Es verdad que a la sociedad hay que trasmitirle señales de paz, porque esos sentimientos son deseos profundos de la gente, pero a la hora de pensar la política, los dirigentes deben saber que gobernar es comprar problemas. Todo gobernante con dos dedos de frente sabe que no hay manera de rehuir los conflictos, porque éstos hacen a la dinámica misma de una sociedad pluralista, con diversos centros de poder e intereses encontrados. En todo caso, los conflictos a asumir en el futuro se diferenciarán de los del pasado en que en lugar de alentarlos, lo que se hará es aceptarlos como inevitables con el objetivo de resolverlos.

¿Contamos con gobernantes capaces de asumir estos desafíos? También en este tema los comportamientos sociales suelen ser equívocos. Se prefieren candidatos que hablan bien, exhiben buena pinta o un pasado interesante, pero sin desmerecer estos atributos, lo que debería saberse de cada candidato es con qué equipos cuenta para cumplir sus promesas. No hace falta decir verdades generales al estilo de terminar con la pobreza, asegurar la felicidad de todos y otras generalidades por el estilo.

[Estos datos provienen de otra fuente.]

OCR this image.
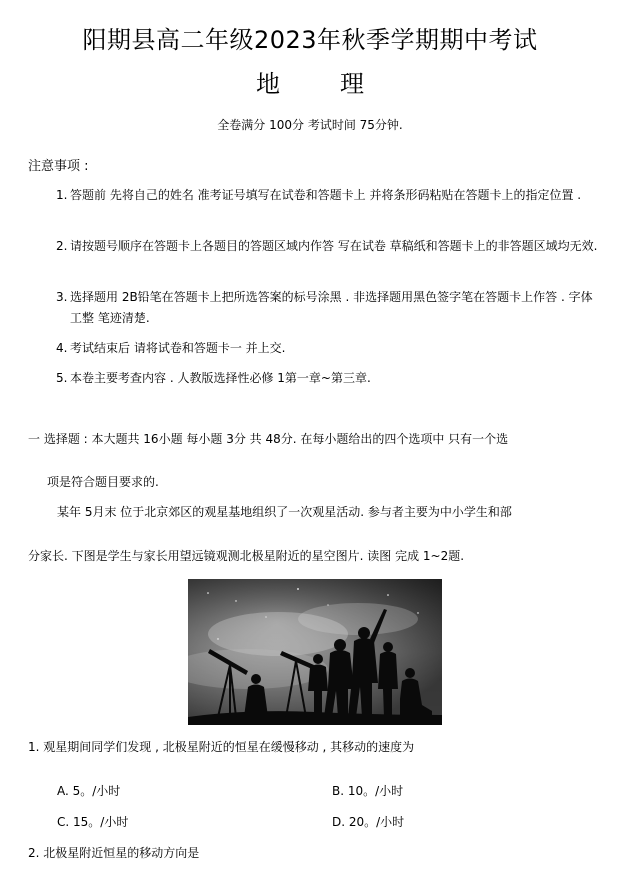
阳期县高二年级2023年秋季学期期中考试
地	理
全卷满分 100分 考试时间 75分钟.
注意事项 :
1. 答题前 先将自己的姓名 准考证号填写在试卷和答题卡上 并将条形码粘贴在答题卡上的指定位置 .
2. 请按题号顺序在答题卡上各题目的答题区域内作答 写在试卷 草稿纸和答题卡上的非答题区域均无效.
3. 选择题用 2B铅笔在答题卡上把所选答案的标号涂黑 . 非选择题用黑色签字笔在答题卡上作答 . 字体工整 笔迹清楚.
4. 考试结束后 请将试卷和答题卡一 并上交.
5. 本卷主要考查内容 . 人教版选择性必修 1第一章~第三章.
一 选择题 : 本大题共 16小题 每小题 3分 共 48分. 在每小题给出的四个选项中 只有一个选
项是符合题目要求的.
某年 5月末 位于北京郊区的观星基地组织了一次观星活动. 参与者主要为中小学生和部
分家长. 下图是学生与家长用望远镜观测北极星附近的星空图片. 读图 完成 1~2题.
1. 观星期间同学们发现 , 北极星附近的恒星在缓慢移动 , 其移动的速度为
A. 5。/小时	B. 10。/小时
C. 15。/小时	D. 20。/小时
2. 北极星附近恒星的移动方向是
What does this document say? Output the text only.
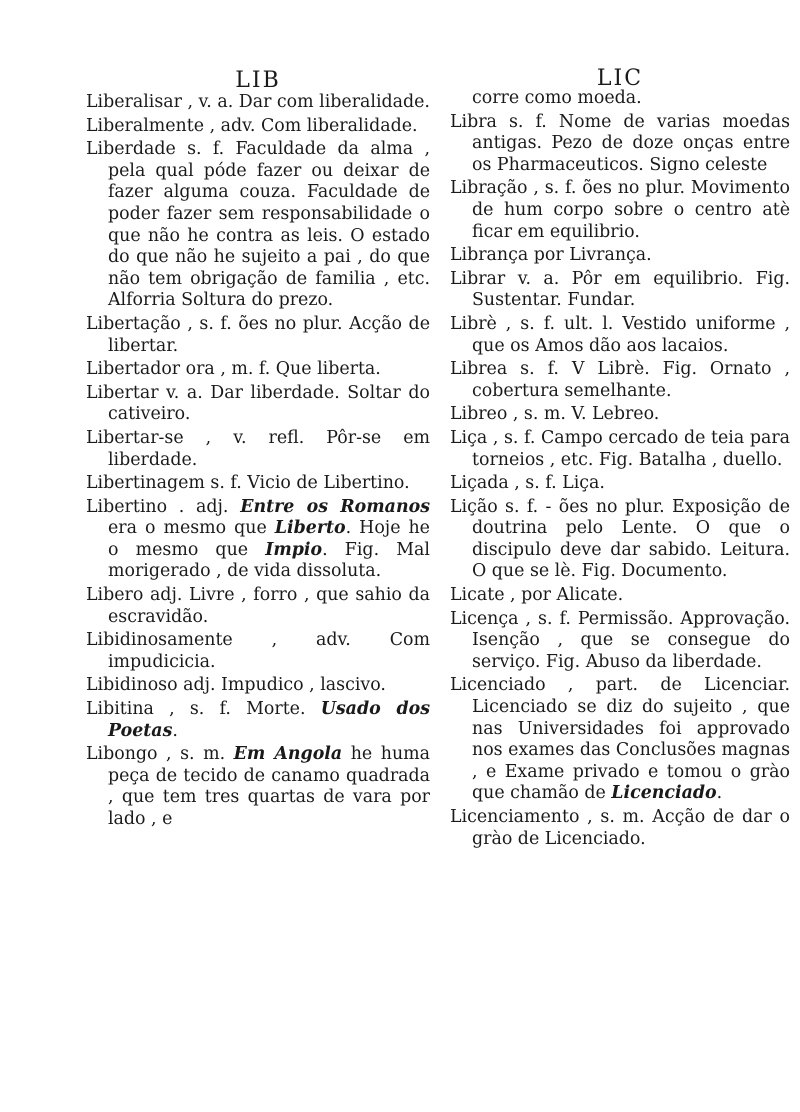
LIB

Liberalisar , v. a. Dar com liberalidade.

Liberalmente , adv. Com liberalidade.

Liberdade s. f. Faculdade da alma , pela qual póde fazer ou deixar de fazer alguma couza. Faculdade de poder fazer sem responsabilidade o que não he contra as leis. O estado do que não he sujeito a pai , do que não tem obrigação de familia , etc. Alforria Soltura do prezo.

Libertação , s. f. ões no plur. Acção de libertar.

Libertador ora , m. f. Que liberta.

Libertar v. a. Dar liberdade. Soltar do cativeiro.

Libertar-se , v. refl. Pôr-se em liberdade.

Libertinagem s. f. Vicio de Libertino.

Libertino . adj. Entre os Romanos era o mesmo que Liberto. Hoje he o mesmo que Impio. Fig. Mal morigerado , de vida dissoluta.

Libero adj. Livre , forro , que sahio da escravidão.

Libidinosamente , adv. Com impudicicia.

Libidinoso adj. Impudico , lascivo.

Libitina , s. f. Morte. Usado dos Poetas.

Libongo , s. m. Em Angola he huma peça de tecido de canamo quadrada , que tem tres quartas de vara por lado , e

LIC
corre como moeda.

Libra s. f. Nome de varias moedas antigas. Pezo de doze onças entre os Pharmaceuticos. Signo celeste

Libração , s. f. ões no plur. Movimento de hum corpo sobre o centro atè ficar em equilibrio.

Librança por Livrança.

Librar v. a. Pôr em equilibrio. Fig. Sustentar. Fundar.

Librè , s. f. ult. l. Vestido uniforme , que os Amos dão aos lacaios.

Librea s. f. V Librè. Fig. Ornato , cobertura semelhante.

Libreo , s. m. V. Lebreo.

Liça , s. f. Campo cercado de teia para torneios , etc. Fig. Batalha , duello.

Liçada , s. f. Liça.

Lição s. f. - ões no plur. Exposição de doutrina pelo Lente. O que o discipulo deve dar sabido. Leitura. O que se lè. Fig. Documento.

Licate , por Alicate.

Licença , s. f. Permissão. Approvação. Isenção , que se consegue do serviço. Fig. Abuso da liberdade.

Licenciado , part. de Licenciar. Licenciado se diz do sujeito , que nas Universidades foi approvado nos exames das Conclusões magnas , e Exame privado e tomou o grào que chamão de Licenciado.

Licenciamento , s. m. Acção de dar o grào de Licenciado.
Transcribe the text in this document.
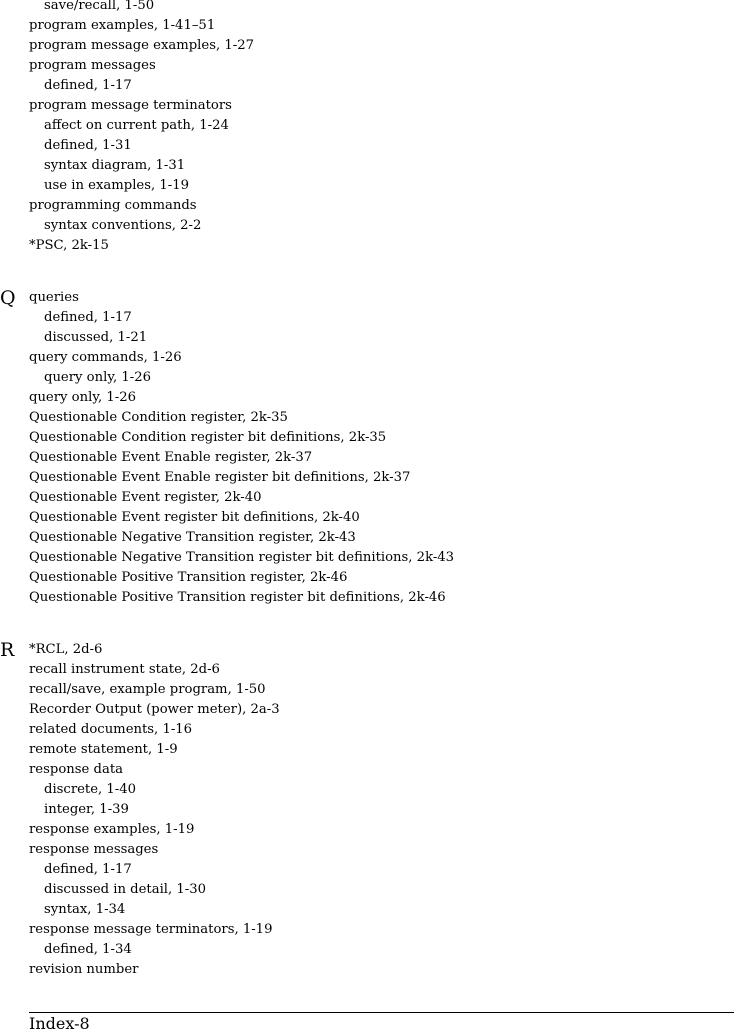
save/recall, 1-50
program examples, 1-41–51
program message examples, 1-27
program messages
defined, 1-17
program message terminators
affect on current path, 1-24
defined, 1-31
syntax diagram, 1-31
use in examples, 1-19
programming commands
syntax conventions, 2-2
*PSC, 2k-15
Q queries
defined, 1-17
discussed, 1-21
query commands, 1-26
query only, 1-26
query only, 1-26
Questionable Condition register, 2k-35
Questionable Condition register bit definitions, 2k-35
Questionable Event Enable register, 2k-37
Questionable Event Enable register bit definitions, 2k-37
Questionable Event register, 2k-40
Questionable Event register bit definitions, 2k-40
Questionable Negative Transition register, 2k-43
Questionable Negative Transition register bit definitions, 2k-43
Questionable Positive Transition register, 2k-46
Questionable Positive Transition register bit definitions, 2k-46
R *RCL, 2d-6
recall instrument state, 2d-6
recall/save, example program, 1-50
Recorder Output (power meter), 2a-3
related documents, 1-16
remote statement, 1-9
response data
discrete, 1-40
integer, 1-39
response examples, 1-19
response messages
defined, 1-17
discussed in detail, 1-30
syntax, 1-34
response message terminators, 1-19
defined, 1-34
revision number
Index-8
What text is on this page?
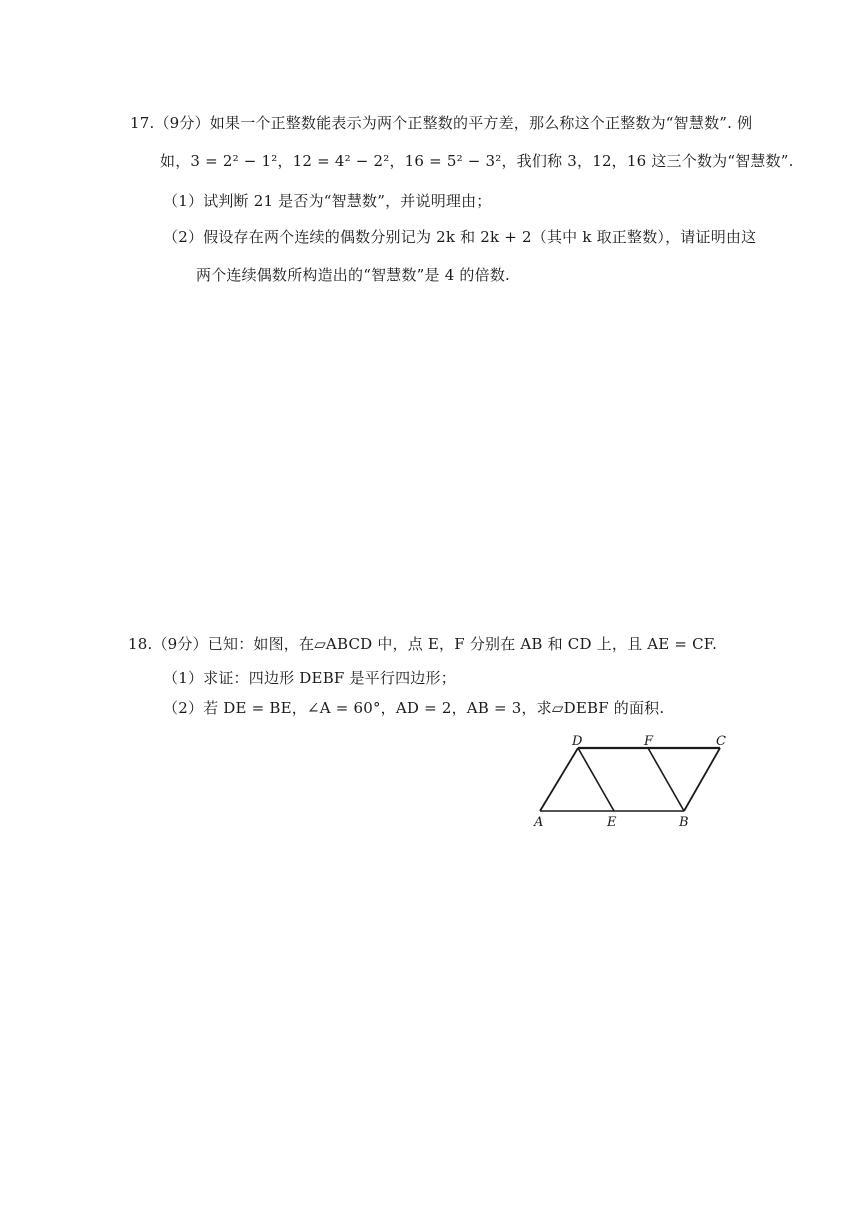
17.（9分）如果一个正整数能表示为两个正整数的平方差，那么称这个正整数为“智慧数”. 例
如，3 = 2² − 1²，12 = 4² − 2²，16 = 5² − 3²，我们称 3，12，16 这三个数为“智慧数”.
（1）试判断 21 是否为“智慧数”，并说明理由；
（2）假设存在两个连续的偶数分别记为 2k 和 2k + 2（其中 k 取正整数），请证明由这
两个连续偶数所构造出的“智慧数”是 4 的倍数.
18.（9分）已知：如图，在▱ABCD 中，点 E，F 分别在 AB 和 CD 上，且 AE = CF.
（1）求证：四边形 DEBF 是平行四边形；
（2）若 DE = BE，∠A = 60°，AD = 2，AB = 3，求▱DEBF 的面积.
D	F	C
A	E	B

Lo que importa de un candidato es saber cómo se van a cumplir algunos de esos objetivos, objetivos que no tienen que ser enormes; por el contrario, en algunos casos pueden ser mínimos, pero de posible realización ante los ojos de una sociedad decidida a acompañar procesos graduales de cambio que arranquen a la sociedad del anacronismo, pero que al mismo tiempo no la coloquen al borde del abismo o la sometan a la tentación de un salto al vacío.

Recuperar la institucionalidad es la consigna, pero las instituciones no son entes abstractos, conjugan relaciones sociales y están hechas por hombres. Hace falta gobernar con equipos, con personas que en cada una de las áreas del gobierno sepan muy bien lo que hay que hacer y cómo hay que hacerlo.

También en este aspecto están presentes algunas contradicciones que debe saber resolverse. Los equipos técnicos son necesarios, pero el gobierno no está en manos de los técnicos sino de un político, de un jefe de Estado que sepa conducir, esto quiere decir que sepa movilizar cuando sea necesario y contener cuando las situaciones lo impongan. La tensión entre un gobierno republicano y democrático obligado a tomar decisiones difíciles se resuelve atendiendo a diferentes consideraciones, pero una de ellas es la capacidad de liderazgo del presidente. Sin esa presencia, sin esa grandeza de espíritu, todos los demás logros pueden correr peligro.

Alguien dijo alguna vez que la unificación de lo consciente con lo inconsciente se llama inspiración. Si así fuera, me siento tentado a postular que el político que necesitamos es aquel que logre instalar la inspiración en la historia.